Dans le cas où les deux conjoints, concubins ou partenaires d’un pacte civil de solidarité ont droit à l’indemnité d’éloignement, il n’est dû qu’une seule majoration par enfant à charge. Elle est liquidée par application du taux de 5 % à celle des deux indemnités d’éloignement qui est la plus élevée.

La composition de la famille est appréciée à l’échéance de chaque fraction de l’indemnité.

- Article 6 bis

Un magistrat ou un fonctionnaire de l’État ayant perçu l’indemnité d’éloignement ne peut prétendre, dans la suite de sa carrière, au versement de la prime spécifique d’installation instituée par le décret n° 2001-1225 du 20 décembre 2001.

- Chapitre II : Dispositions transitoires et diverses.

- Article 7

Les personnels qui sont déjà affectés à Mayotte, en Nouvelle-Calédonie, en Polynésie française et dans les îles Wallis et Futuna à la date de publication du présent décret conservent les droits à l’indemnité d’éloignement dans les conditions qui étaient antérieurement applicables. Toutefois, la seconde fraction de l’indemnité leur est versée au moment où ils prennent leur congé administratif.

- Article 8

I. - Est abrogé, sous réserve des dispositions de l’article 7 ci-dessus, l’article 94 du décret du 2 mars 1910 susvisé en tant qu’il concerne les personnels régis par le présent décret.
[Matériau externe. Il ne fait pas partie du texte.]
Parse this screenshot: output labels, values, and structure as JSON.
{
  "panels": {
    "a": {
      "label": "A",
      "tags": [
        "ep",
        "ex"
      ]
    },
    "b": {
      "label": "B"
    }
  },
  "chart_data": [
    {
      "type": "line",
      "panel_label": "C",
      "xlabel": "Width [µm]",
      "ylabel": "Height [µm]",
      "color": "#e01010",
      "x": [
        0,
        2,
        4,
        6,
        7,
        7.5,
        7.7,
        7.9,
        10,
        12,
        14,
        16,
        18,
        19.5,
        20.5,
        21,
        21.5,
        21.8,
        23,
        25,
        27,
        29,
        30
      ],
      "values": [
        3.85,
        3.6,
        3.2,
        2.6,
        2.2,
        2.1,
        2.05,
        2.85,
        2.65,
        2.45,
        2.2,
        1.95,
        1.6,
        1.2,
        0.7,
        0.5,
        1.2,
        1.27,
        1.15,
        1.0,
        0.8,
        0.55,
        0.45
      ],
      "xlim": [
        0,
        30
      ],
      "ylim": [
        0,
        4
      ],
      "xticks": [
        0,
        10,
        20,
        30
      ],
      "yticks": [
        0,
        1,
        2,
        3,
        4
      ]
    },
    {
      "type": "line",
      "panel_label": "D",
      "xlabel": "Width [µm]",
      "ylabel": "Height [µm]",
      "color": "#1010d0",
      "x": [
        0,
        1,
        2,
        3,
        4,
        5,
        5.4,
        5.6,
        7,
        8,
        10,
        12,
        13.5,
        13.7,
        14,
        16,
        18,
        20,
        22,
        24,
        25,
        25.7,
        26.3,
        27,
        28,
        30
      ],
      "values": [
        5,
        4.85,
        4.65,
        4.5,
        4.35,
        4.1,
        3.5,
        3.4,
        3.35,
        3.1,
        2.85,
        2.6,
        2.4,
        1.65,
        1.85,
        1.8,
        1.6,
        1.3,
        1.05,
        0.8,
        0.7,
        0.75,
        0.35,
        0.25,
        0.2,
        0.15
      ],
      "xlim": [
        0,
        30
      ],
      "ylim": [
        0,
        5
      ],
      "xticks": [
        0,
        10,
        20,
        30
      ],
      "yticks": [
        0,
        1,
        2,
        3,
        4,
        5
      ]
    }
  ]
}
II. - Sont abrogés les articles 4, 5 et 6 du décret du 12 décembre 1978 susvisé en tant qu’ils concernent les magistrats et les fonctionnaires titulaires et stagiaires de l’État autres que les fonctionnaires actifs des services de la police nationale.

- Article 9

Le présent décret peut être modifié par décret du Premier ministre.

Article 10

Le Premier ministre, le garde des sceaux, ministre de la justice, le ministre de l’économie et des finances, le ministre de la fonction publique, de la réforme de l’État et de la décentralisation, le ministre délégué à l’outre-mer et le ministre délégué au budget, porte-parole du Gouvernement, sont chargés, chacun en ce qui le concerne, de l’exécution du présent décret, qui sera publié au Journal officiel de la République française.